[ISEA2008] Paper: Aniruddha Dutta – Negotiating a newer hybridity: Technology in Bollywood Film Songs

Abstract

Through the 2000’s, Hindi (Bollywood) film music has undergone extensive technologisation – not only updates of existing recording techniques, but also high-end processing and editing with extensive incorporation of processed sounds and electronic devices, sounds and techniques. While this could be seen as a ‘globalising’ process with such music drawing from transnational genres (techno, hip-hop) emanating from discos and clubs of metropolitan centres across the world, film music has constantly renegotiated issues of locality and indigeneity. This period has seen continuing appropriation of folk and classical musics in technologised guises, evoking associations of authenticity and indigeneity even as they may be sought to be suitably hybridised and adapted for a metropolitan audience aware of ‘global’ trends. Such developments in music are linked with newer discourses on nationhood and national subjectivity in the period of liberalisation/globalisation: for example, the hybrid music of Hindi films like Bunty aur Babli (2005) or Swades (2004) clearly supports the cinematic construction of valorised national subjects negotiating between privileged metropoles and their perceived ‘peripheries’ such as rural or small town India.
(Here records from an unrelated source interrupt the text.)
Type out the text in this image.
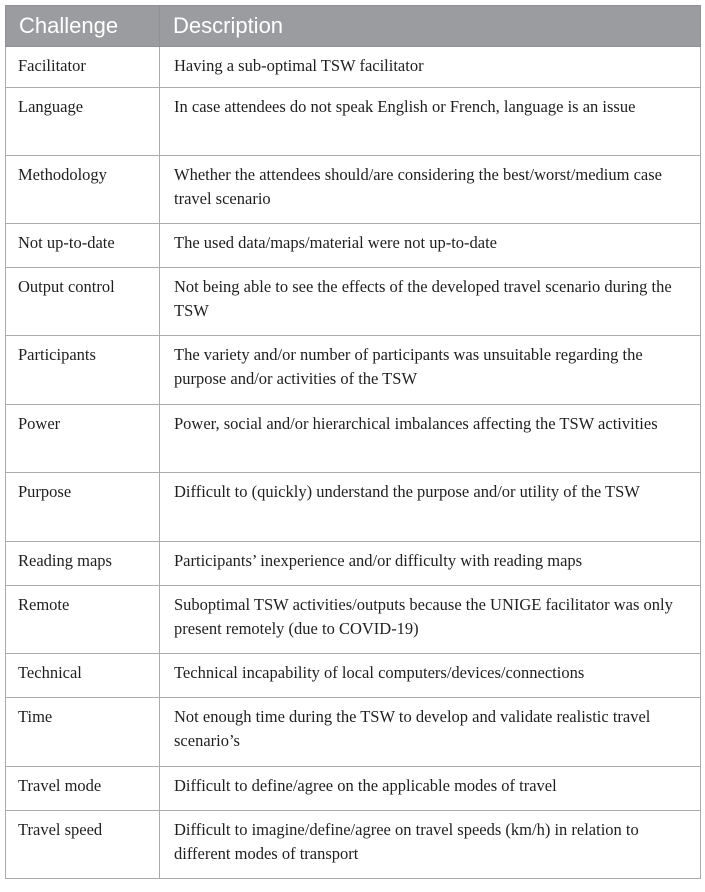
Challenge	Description
Facilitator	Having a sub-optimal TSW facilitator
Language	In case attendees do not speak English or French, language is an issue
Methodology	Whether the attendees should/are considering the best/worst/medium case travel scenario
Not up-to-date	The used data/maps/material were not up-to-date
Output control	Not being able to see the effects of the developed travel scenario during the TSW
Participants	The variety and/or number of participants was unsuitable regarding the purpose and/or activities of the TSW
Power	Power, social and/or hierarchical imbalances affecting the TSW activities
Purpose	Difficult to (quickly) understand the purpose and/or utility of the TSW
Reading maps	Participants’ inexperience and/or difficulty with reading maps
Remote	Suboptimal TSW activities/outputs because the UNIGE facilitator was only present remotely (due to COVID-19)
Technical	Technical incapability of local computers/devices/connections
Time	Not enough time during the TSW to develop and validate realistic travel scenario’s
Travel mode	Difficult to define/agree on the applicable modes of travel
Travel speed	Difficult to imagine/define/agree on travel speeds (km/h) in relation to different modes of transport
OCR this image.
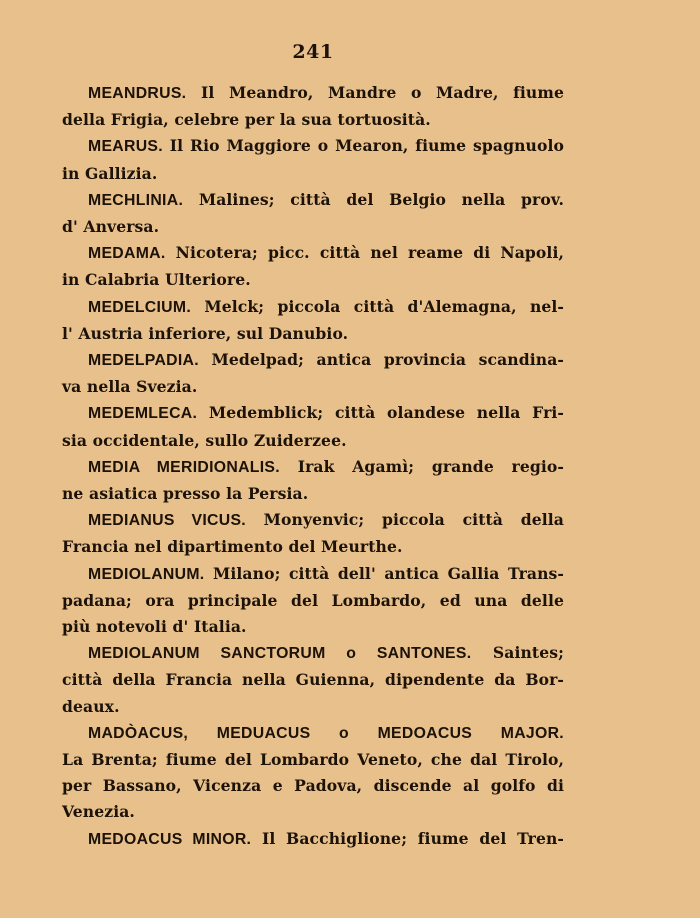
241

MEANDRUS. Il Meandro, Mandre o Madre, fiume
della Frigia, celebre per la sua tortuosità.

MEARUS. Il Rio Maggiore o Mearon, fiume spagnuolo
in Gallizia.

MECHLINIA. Malines; città del Belgio nella prov.
d' Anversa.

MEDAMA. Nicotera; picc. città nel reame di Napoli,
in Calabria Ulteriore.

MEDELCIUM. Melck; piccola città d'Alemagna, nel-
l' Austria inferiore, sul Danubio.

MEDELPADIA. Medelpad; antica provincia scandina-
va nella Svezia.

MEDEMLECA. Medemblick; città olandese nella Fri-
sia occidentale, sullo Zuiderzee.

MEDIA MERIDIONALIS. Irak Agamì; grande regio-
ne asiatica presso la Persia.

MEDIANUS VICUS. Monyenvic; piccola città della
Francia nel dipartimento del Meurthe.

MEDIOLANUM. Milano; città dell' antica Gallia Trans-
padana; ora principale del Lombardo, ed una delle
più notevoli d' Italia.

MEDIOLANUM SANCTORUM o SANTONES. Saintes;
città della Francia nella Guienna, dipendente da Bor-
deaux.

MADÒACUS, MEDUACUS o MEDOACUS MAJOR.
La Brenta; fiume del Lombardo Veneto, che dal Tirolo,
per Bassano, Vicenza e Padova, discende al golfo di
Venezia.

MEDOACUS MINOR. Il Bacchiglione; fiume del Tren-
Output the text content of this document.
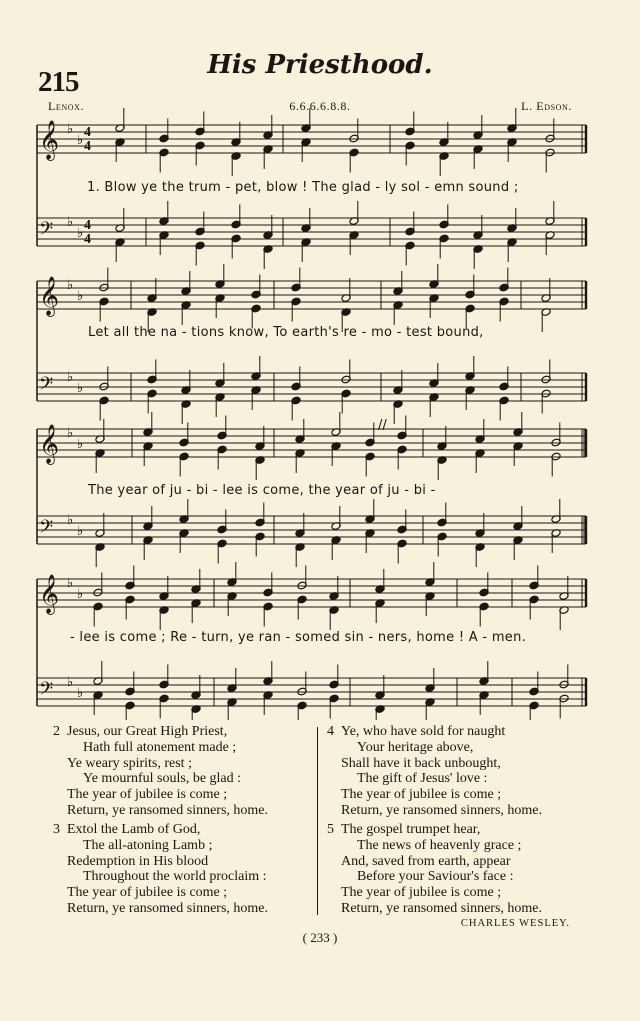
215
His Priesthood.
Lenox.	6.6.6.6.8.8.	L. Edson.
𝄞 ♭
♭
𝄢 ♭
♭
𝄞 ♭
♭
𝄢 ♭
♭
𝄞 ♭
♭
𝄢 ♭
♭
𝄞 ♭
♭
𝄢 ♭
♭
4
4
4
4
1. Blow ye the trum - pet, blow ! The glad - ly sol - emn sound ;
Let all the na - tions know, To earth's re - mo - test bound,
The year of ju - bi - lee is come, the year of ju - bi -
- lee is come ; Re - turn, ye ran - somed sin - ners, home ! A - men.
//
2 Jesus, our Great High Priest,
Hath full atonement made ;
Ye weary spirits, rest ;
Ye mournful souls, be glad :
The year of jubilee is come ;
Return, ye ransomed sinners, home.
3 Extol the Lamb of God,
The all-atoning Lamb ;
Redemption in His blood
Throughout the world proclaim :
The year of jubilee is come ;
Return, ye ransomed sinners, home.
4 Ye, who have sold for naught
Your heritage above,
Shall have it back unbought,
The gift of Jesus' love :
The year of jubilee is come ;
Return, ye ransomed sinners, home.
5 The gospel trumpet hear,
The news of heavenly grace ;
And, saved from earth, appear
Before your Saviour's face :
The year of jubilee is come ;
Return, ye ransomed sinners, home.
CHARLES WESLEY.
( 233 )
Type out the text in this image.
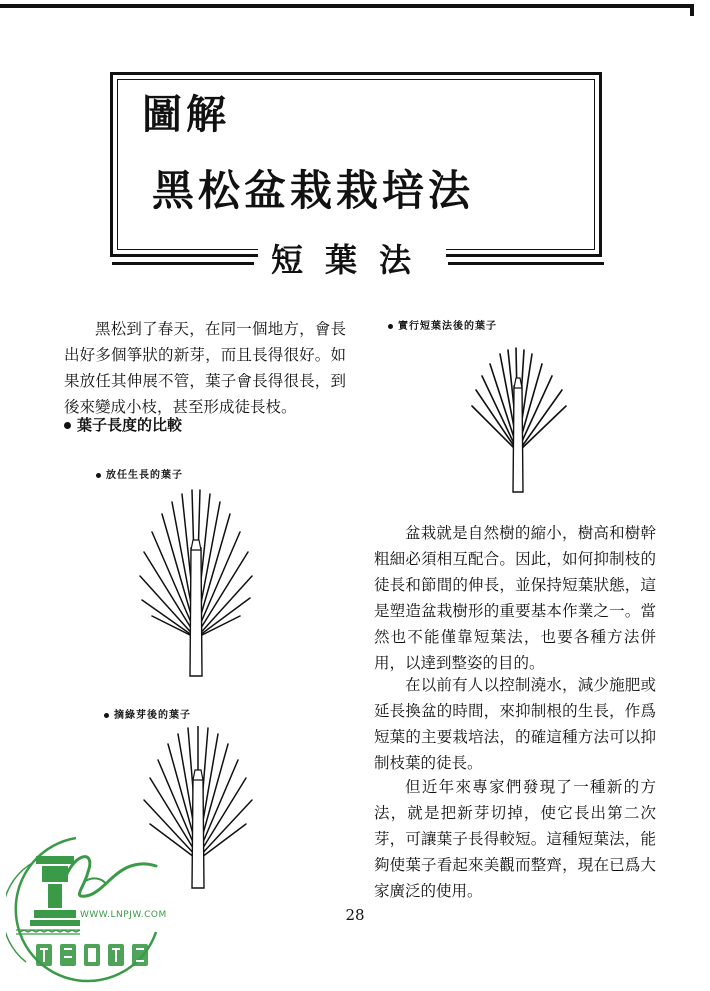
圖解
黑松盆栽栽培法
短葉法

黑松到了春天，在同一個地方，會長出好多個箏狀的新芽，而且長得很好。如果放任其伸展不管，葉子會長得很長，到後來變成小枝，甚至形成徒長枝。

葉子長度的比較
實行短葉法後的葉子
放任生長的葉子
摘綠芽後的葉子

盆栽就是自然樹的縮小，樹高和樹幹粗細必須相互配合。因此，如何抑制枝的徒長和節間的伸長，並保持短葉狀態，這是塑造盆栽樹形的重要基本作業之一。當然也不能僅靠短葉法，也要各種方法併用，以達到整姿的目的。

在以前有人以控制澆水，減少施肥或延長換盆的時間，來抑制根的生長，作爲短葉的主要栽培法，的確這種方法可以抑制枝葉的徒長。

但近年來專家們發現了一種新的方法，就是把新芽切掉，使它長出第二次芽，可讓葉子長得較短。這種短葉法，能夠使葉子看起來美觀而整齊，現在已爲大家廣泛的使用。

28
WWW.LNPJW.COM
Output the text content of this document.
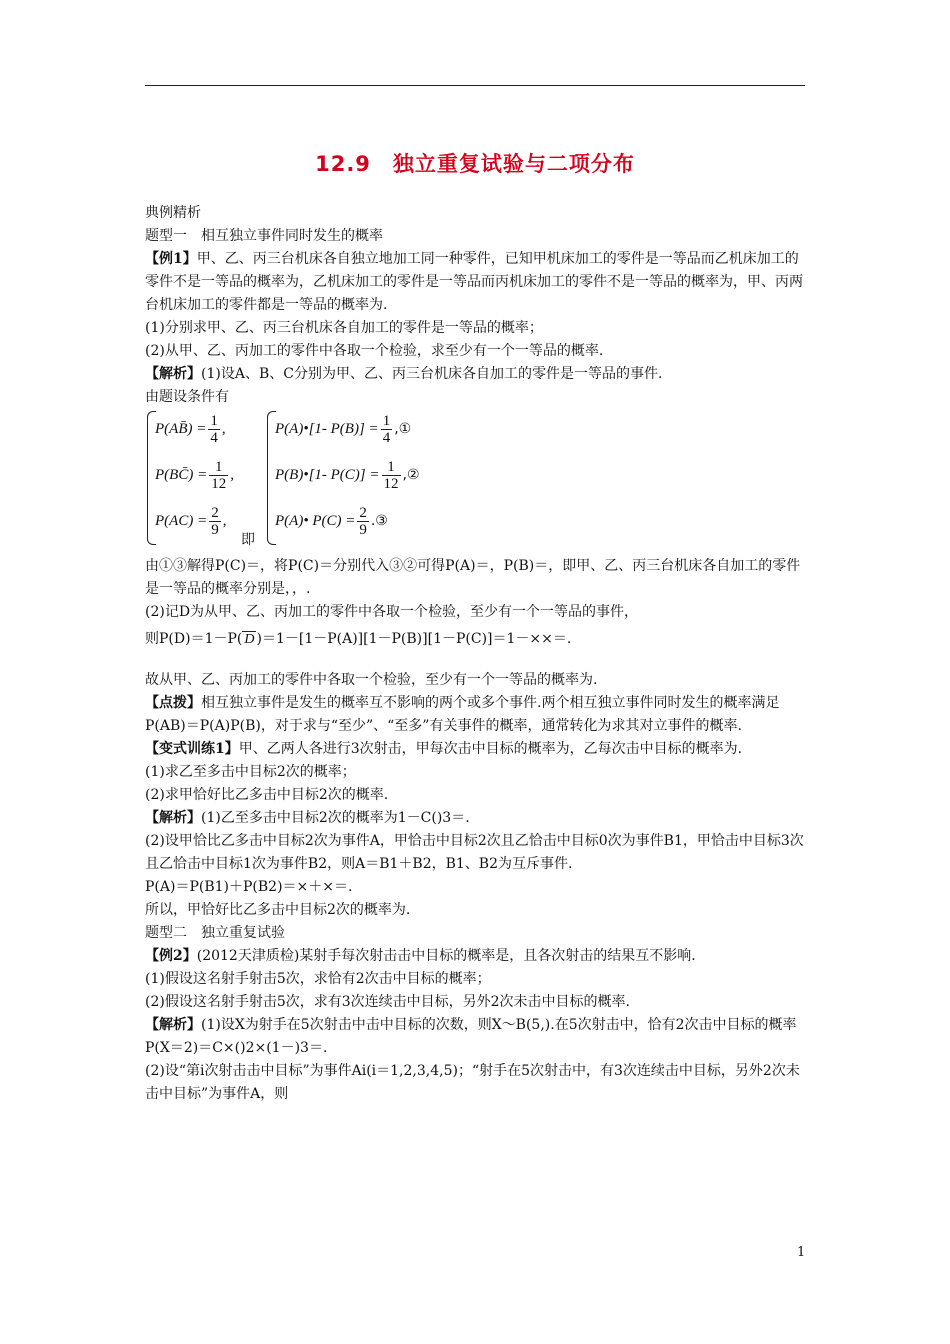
12.9　独立重复试验与二项分布

典例精析

题型一　相互独立事件同时发生的概率

【例1】甲、乙、丙三台机床各自独立地加工同一种零件，已知甲机床加工的零件是一等品而乙机床加工的零件不是一等品的概率为，乙机床加工的零件是一等品而丙机床加工的零件不是一等品的概率为，甲、丙两台机床加工的零件都是一等品的概率为.

(1)分别求甲、乙、丙三台机床各自加工的零件是一等品的概率；

(2)从甲、乙、丙加工的零件中各取一个检验，求至少有一个一等品的概率.

【解析】(1)设A、B、C分别为甲、乙、丙三台机床各自加工的零件是一等品的事件.

由题设条件有

P(AB̄) = $\frac{1}{4}$ ,
P(BC̄) = $\frac{1}{12}$ ,
$P(AC) = \frac{2}{9}$ ,
即
P(A)•[1- $P(B)] = \frac{1}{4}$ ,①
P(B)•[1- $P(C)] = \frac{1}{12}$ ,②
P(A)• $P(C) = \frac{2}{9}$ .③

由①③解得P(C)＝，将P(C)＝分别代入③②可得P(A)＝，P(B)＝，即甲、乙、丙三台机床各自加工的零件是一等品的概率分别是，，.

(2)记D为从甲、乙、丙加工的零件中各取一个检验，至少有一个一等品的事件，

则P(D)＝1－P( D )＝1－[1－P(A)][1－P(B)][1－P(C)]＝1－××＝.

故从甲、乙、丙加工的零件中各取一个检验，至少有一个一等品的概率为.

【点拨】相互独立事件是发生的概率互不影响的两个或多个事件.两个相互独立事件同时发生的概率满足P(AB)＝P(A)P(B)，对于求与“至少”、“至多”有关事件的概率，通常转化为求其对立事件的概率.

【变式训练1】甲、乙两人各进行3次射击，甲每次击中目标的概率为，乙每次击中目标的概率为.

(1)求乙至多击中目标2次的概率；

(2)求甲恰好比乙多击中目标2次的概率.

【解析】(1)乙至多击中目标2次的概率为1－C()3＝.

(2)设甲恰比乙多击中目标2次为事件A，甲恰击中目标2次且乙恰击中目标0次为事件B1，甲恰击中目标3次且乙恰击中目标1次为事件B2，则A＝B1＋B2，B1、B2为互斥事件.

P(A)＝P(B1)＋P(B2)＝×＋×＝.

所以，甲恰好比乙多击中目标2次的概率为.

题型二　独立重复试验

【例2】(2012天津质检)某射手每次射击击中目标的概率是，且各次射击的结果互不影响.

(1)假设这名射手射击5次，求恰有2次击中目标的概率；

(2)假设这名射手射击5次，求有3次连续击中目标，另外2次未击中目标的概率.

【解析】(1)设X为射手在5次射击中击中目标的次数，则X～B(5,).在5次射击中，恰有2次击中目标的概率P(X＝2)＝C×()2×(1－)3＝.

(2)设“第i次射击击中目标”为事件Ai(i＝1,2,3,4,5)；“射手在5次射击中，有3次连续击中目标，另外2次未击中目标”为事件A，则

1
I propose to critically interrogate the place of technology in film music within these larger trends. How is the division of the local and the global constructed through newer deployments of technology? How does technology construct markers of cultural indigeneity, by deploying folk instruments or regional modes? Can technology create a sense of locational access, a literal capacity to ‘mix’ diverse or split worlds? I’d like to investigate the politics of such a hybridity, its inclusions and exclusions. I will use not only the archive of films from the 2000’s but also media reviews of film music and interviews by rising music directors to get a sense of music as informed by other discourses on the national, the local and the global level.